See related letter by Sprung and Batzofin, http://ccforum.com/content/16/2/423

Published: 7 January 2012

Abstract

Introduction

The use of low-dose steroid therapy in the management of septic shock has been extensively studied. However, the association between the timing of low-dose steroid therapy and the outcome has not been evaluated. Therefore, we evaluated whether early initiation of low-dose steroid therapy is associated with mortality in patients with septic shock.

Methods

We retrospectively analyzed the clinical data of 178 patients who received low-dose corticosteroid therapy for septic shock between January 2008 and December 2009. Time-dependent Cox regression models were used to adjust for potential confounding factors in the association between the time to initiation of low-dose corticosteroid therapy and in-hospital mortality.

Results

The study population consisted of 107 men and 71 women with a median age of 66 (interquartile range, 54 to 71) years.
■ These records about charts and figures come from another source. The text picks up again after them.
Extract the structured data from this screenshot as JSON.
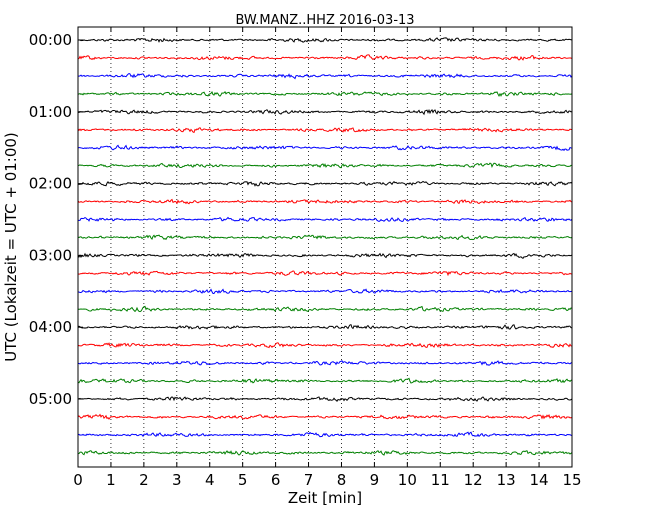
{
  "chart_data": {
    "type": "line",
    "title": "BW.MANZ..HHZ 2016-03-13",
    "xlabel": "Zeit  [min]",
    "ylabel": "UTC (Lokalzeit = UTC + 01:00)",
    "xlim": [
      0,
      15
    ],
    "x_ticks": [
      "0",
      "1",
      "2",
      "3",
      "4",
      "5",
      "6",
      "7",
      "8",
      "9",
      "10",
      "11",
      "12",
      "13",
      "14",
      "15"
    ],
    "y_ticks": [
      "00:00",
      "01:00",
      "02:00",
      "03:00",
      "04:00",
      "05:00"
    ],
    "grid": "vertical dotted",
    "trace_colors": [
      "#000000",
      "#ff0000",
      "#0000ff",
      "#008000"
    ],
    "trace_count": 24,
    "trace_interval_min": 15
  }
}
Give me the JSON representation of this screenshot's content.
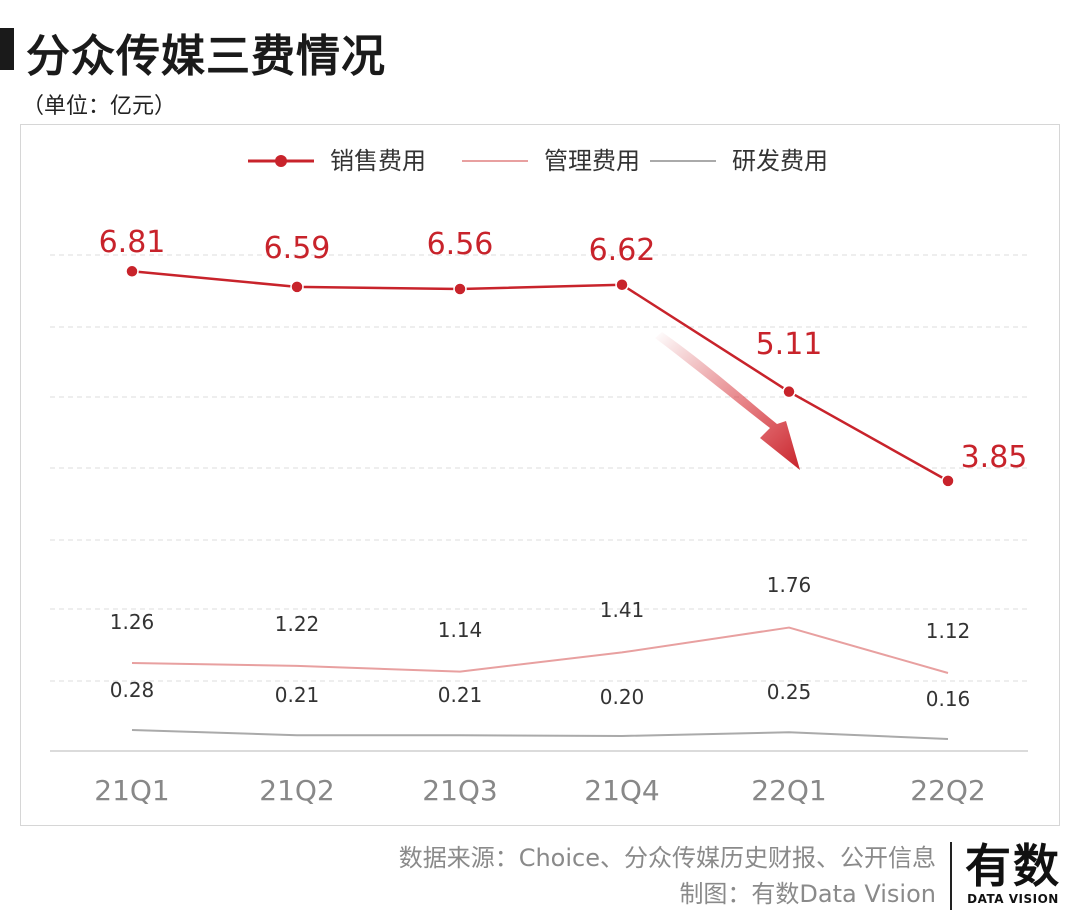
{
  "header": {
    "title": "分众传媒三费情况",
    "unit": "（单位：亿元）"
  },
  "footer": {
    "source": "数据来源：Choice、分众传媒历史财报、公开信息",
    "credit": "制图：有数Data Vision"
  },
  "logo": {
    "main": "有数",
    "sub": "DATA VISION"
  },
  "colors": {
    "sales": "#c8232b",
    "admin": "#e8a0a0",
    "rd": "#aaaaaa",
    "grid": "#dddddd",
    "axis": "#888888"
  },
  "chart_data": {
    "type": "line",
    "title": "分众传媒三费情况",
    "ylabel": "亿元",
    "categories": [
      "21Q1",
      "21Q2",
      "21Q3",
      "21Q4",
      "22Q1",
      "22Q2"
    ],
    "series": [
      {
        "name": "销售费用",
        "values": [
          6.81,
          6.59,
          6.56,
          6.62,
          5.11,
          3.85
        ],
        "markers": true
      },
      {
        "name": "管理费用",
        "values": [
          1.26,
          1.22,
          1.14,
          1.41,
          1.76,
          1.12
        ],
        "markers": false
      },
      {
        "name": "研发费用",
        "values": [
          0.28,
          0.21,
          0.21,
          0.2,
          0.25,
          0.16
        ],
        "markers": false
      }
    ],
    "legend": "top",
    "grid": true,
    "annotation": "downward arrow highlighting decline in 销售费用"
  }
}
The 28-day mortality was 44% and low-dose corticosteroid therapy was initiated within a median of 8.5 (3.8 to 19.1) hours after onset of septic shock-related hypotension. Median time to initiation of low-dose corticosteroid therapy was significantly shorter in survivors than in non-survivors (6.5 hours versus 10.4 hours; P = 0.0135). The mortality rates increased significantly with increasing quintiles of time to initiation of low-dose corticosteroid therapy (P = 0.0107 for trend). Other factors associated with 28-day mortality were higher Simplified Acute Physiology Score (SAPS) 3 (P < 0.0001) and Sequential Organ Failure Assessment (SOFA) scores (P = 0.0007), dose of vasopressor at the time of initiation of low-dose corticosteroid therapy (P < 0.0001), need for mechanical ventilation (P = 0.0001) and renal replacement therapy (P < 0.0001), while the impaired adrenal reserve did not affect 28-day mortality (81% versus 82%; P = 0.8679). After adjusting for potential confounding factors, the time to initiation of low-dose corticosteroid therapy was still significantly associated with 28-day mortality (adjusted odds ratio (OR) 1.025, 95% confidence interval (CI) 1.007 to 1.044, P = 0.0075). The early therapy group (administered within 6 hours after the onset of septic shock, n = 66) had a 37% lower mortality rate than the late therapy group (administered more than 6 hours after the onset of septic shock, n = 112) (32% versus 51%, P = 0.0132).

Conclusions

Early initiation of low-dose corticosteroid therapy was significantly associated with decreased mortality.